# GEOMETRY

## Learning outcomes of the course unit

The principal aim of this course is to provide students with an understanding of the basic mathematical concepts and techniques of linear algebra and Euclidean geometry; at the end of this course, students should be able to: a) solve systems of linear equations; b) solve easy problems of analytic geometry; c) operate on vectors and matrices; d) diagonalize operators and matrices.

## Prerequisites

No specific prerequisites are needed.

## Course contents summary

The course is an introduction to the basic notions of linear algebra and analytic geometry. The first part studies Euclidean geometry in 3-space (vectors, lines, planes), while the second part is devoted to the study of vectors, matrices, and linear systems. The third part of the course studies vector spaces, linear transformations and the diagonalization problem for linear operators and matrices. The course ends with a study of scalar and hermitian products

and the problem of diagonalization of symmetric matrices.

## Course contents

Elements of analytic geometry in 3-dimensional space. Parametric and Cartesian equations of a straight line. Mutual position of two lines. Equation of a plane. Scalar product and distance. Wedge product and its fundamental properties. Analytic geometry of line and planes in 3-dimensional space. The algebra of matrices, matrix multiplication. Inverse of a matrix. Determinant of square matrices: definition using the Laplace formulas and fundamental properties. The Binet theorem. Elementary row operations on a matrix, row-echelon form of a matrix. Gaussian elimination and row-echelon reduction. Use of the row-echelon form. Rank of a matrix. Computation of the inverse matrix. Systems of linear equations: computation of solutions using Gaussian elimination. The Theorem of Rouche-Capelli. Real and complex vector spaces. Linear combinations of vectors, subspaces and generators. Linear dependence and independence. The notions of basis and dimension of a vector space. The Grassmann formula. Coordinates relative to a basis. Change of basis, transition matrix, change of coordinates under change of basis. Linear transformations. Operations on linear transformations: sum and composition. Isomorphisms. Definition of image and kernel, the rank-nullity theorem. Matrix associated to a linear application and change of matrix for linear transformation under change of bases. Isomorphisms. Operators (endomorphisms) of a vector space: eigenvalues, eigenvectors and eigenspaces. The characteristic polynomial. Algebraic and geometric multiplicity of an eigenvalue. Diagonaliztion of matrices and endomorphisms: necessary and sufficient conditions. Scalar products. Orthogonal complement of a subspace. The Gram-Schmidt orthogonalization process. The orthogonal group. Diagonalization of symmetric matrices: the spectral theorem. Positivity criterion for scalar products. Outline of the complex case.

## Recommended readings

L. Alessandrini, L. Nicolodi, GEOMETRIA E ALGEBRA LINEARE con esercizi svolti, Casa Editrice UNI.NOVA, Parma, 2012.

## Teaching methods

The course will be online. During lectures, the material of the course is presented using formal definitions and proofs; abstract concepts are illustrated through significant examples, applications, and exercises. The discussion of examples and exercises is of fundamental importance for grasping the meaning of the abstract mathematical concepts; for this reason, besides lectures, guided recitation sessions to discuss and solve exercises and assignments will be provided within the “Progetto IDEA”.
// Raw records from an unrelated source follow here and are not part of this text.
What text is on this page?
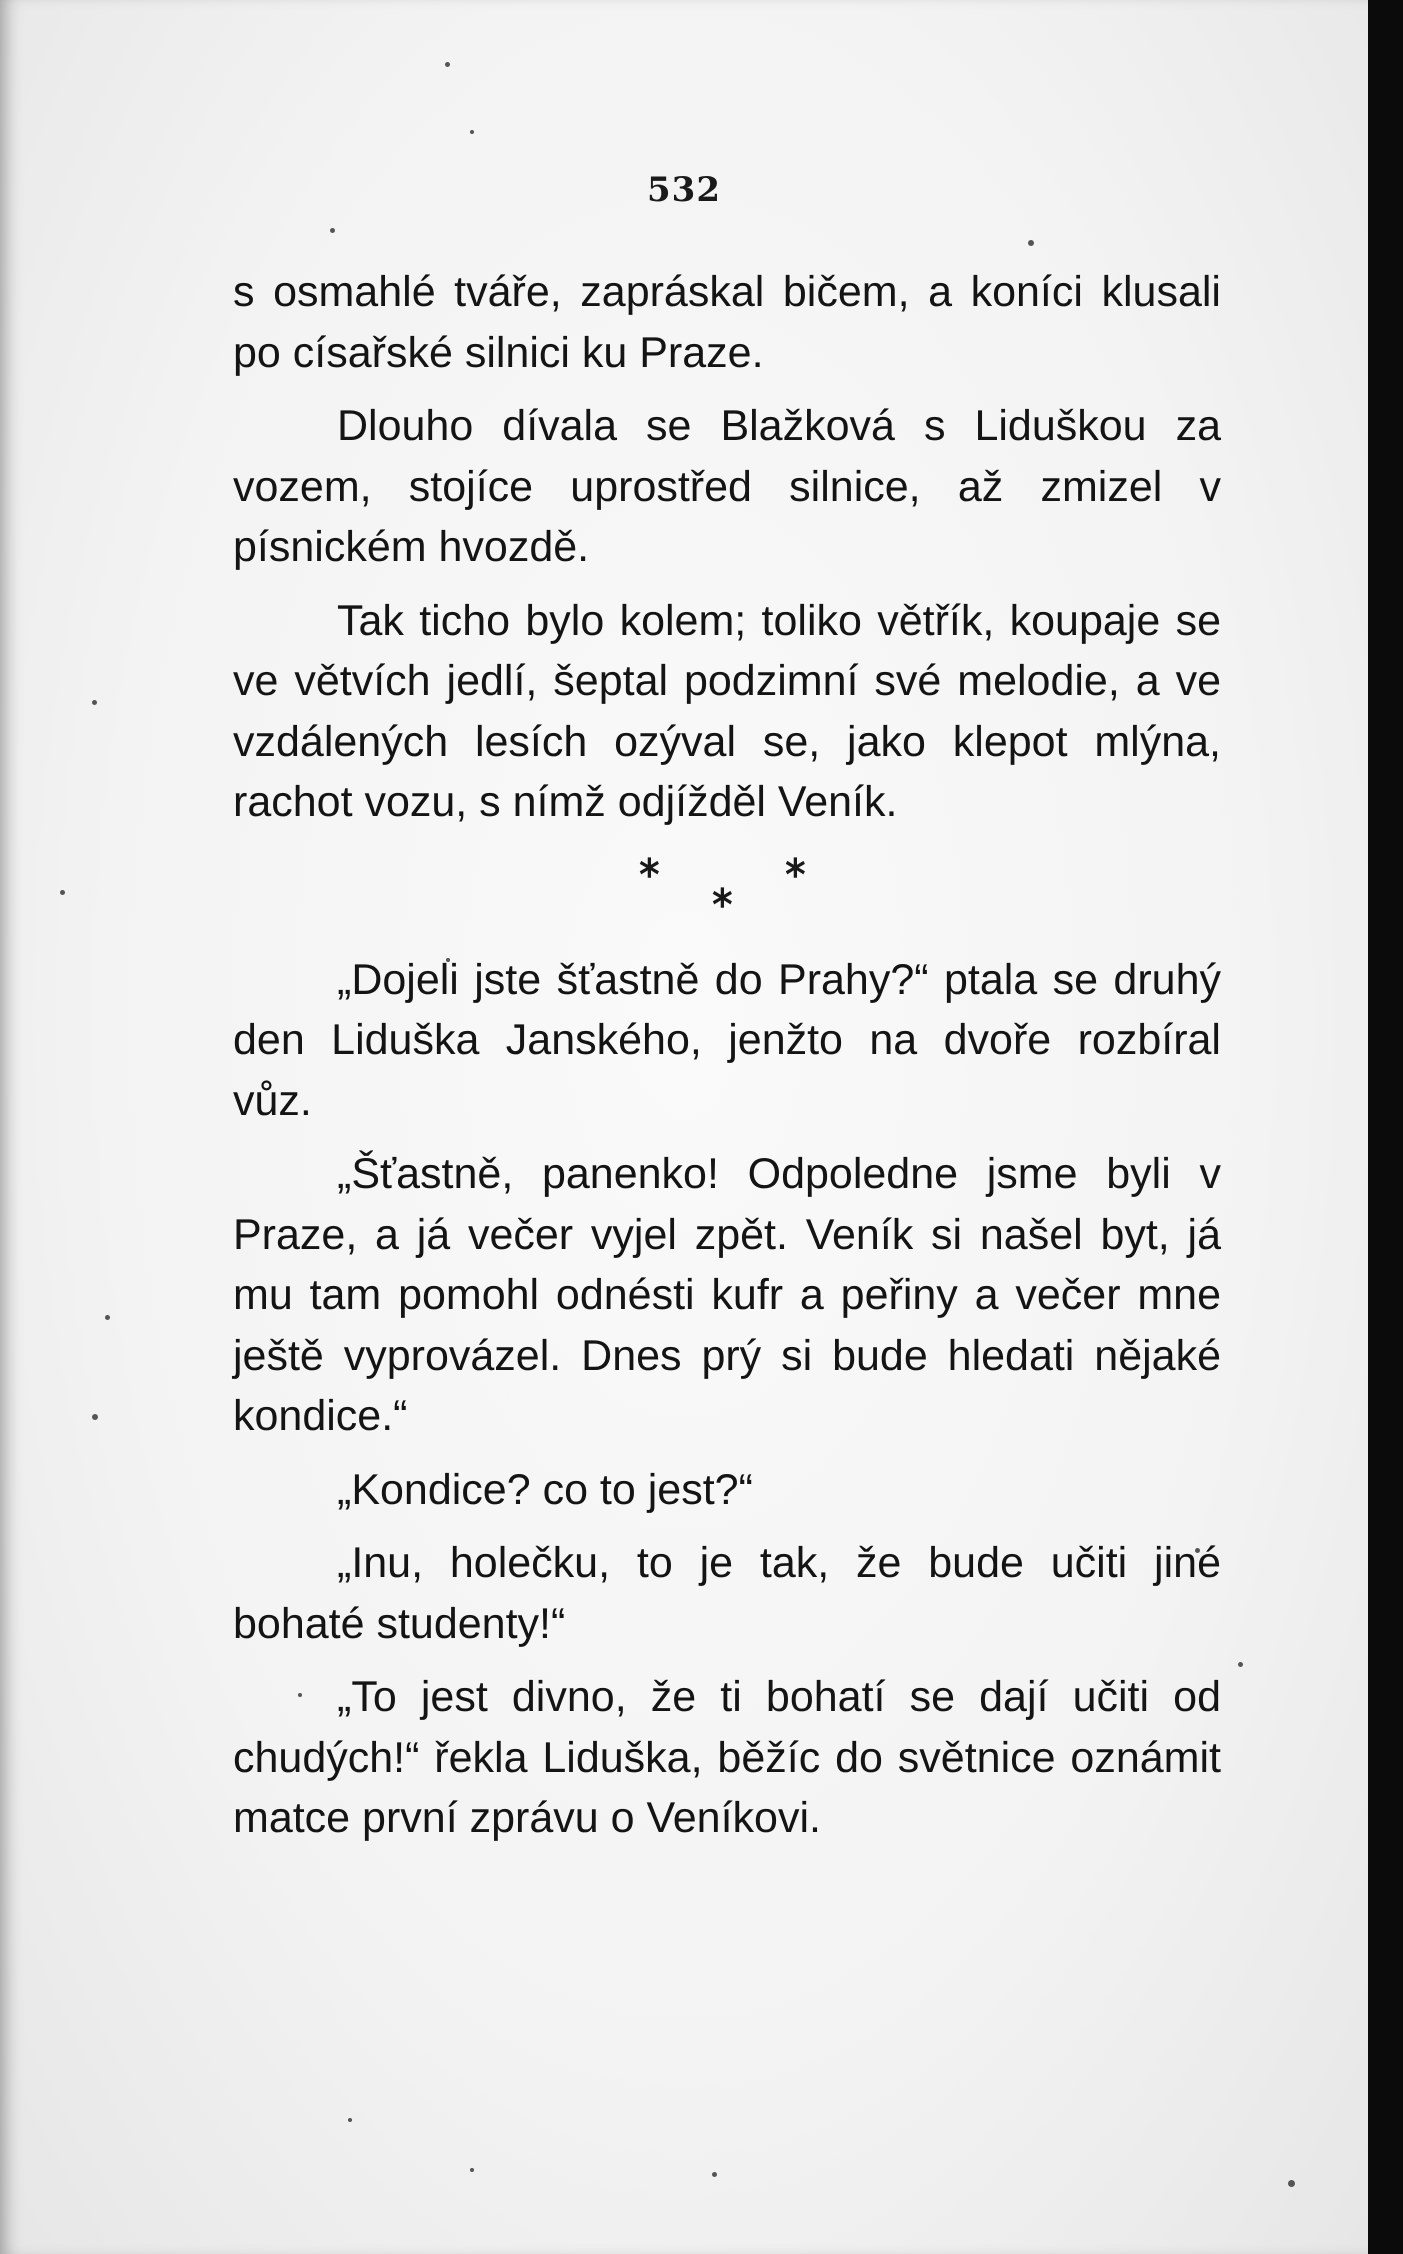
532

s osmahlé tváře, zapráskal bičem, a koníci klusali po císařské silnici ku Praze.

Dlouho dívala se Blažková s Liduškou za vozem, stojíce uprostřed silnice, až zmizel v písnickém hvozdě.

Tak ticho bylo kolem; toliko větřík, koupaje se ve větvích jedlí, šeptal podzimní své melodie, a ve vzdálených lesích ozýval se, jako klepot mlýna, rachot vozu, s nímž odjížděl Veník.

*	*
*

„Dojeli jste šťastně do Prahy?“ ptala se druhý den Liduška Janského, jenžto na dvoře rozbíral vůz.

„Šťastně, panenko! Odpoledne jsme byli v Praze, a já večer vyjel zpět. Veník si našel byt, já mu tam pomohl odnésti kufr a peřiny a večer mne ještě vyprovázel. Dnes prý si bude hledati nějaké kondice.“

„Kondice? co to jest?“

„Inu, holečku, to je tak, že bude učiti jiné bohaté studenty!“

„To jest divno, že ti bohatí se dají učiti od chudých!“ řekla Liduška, běžíc do světnice oznámit matce první zprávu o Veníkovi.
## Assessment methods and criteria

Course grades will be based on a final exam which consists of a preliminary multiple-choice test, a written exam and an oral interview. There will be the possibility of two intermediate written exams and tests to avoid the final written exam and test. The written exam, through tests and exercises, should establish that students have learned the course materials to a sufficient level. In the colloquium, students should be able to repeat definitions, theorems and proofs given in the lectures using a proper mathematical language and formalism.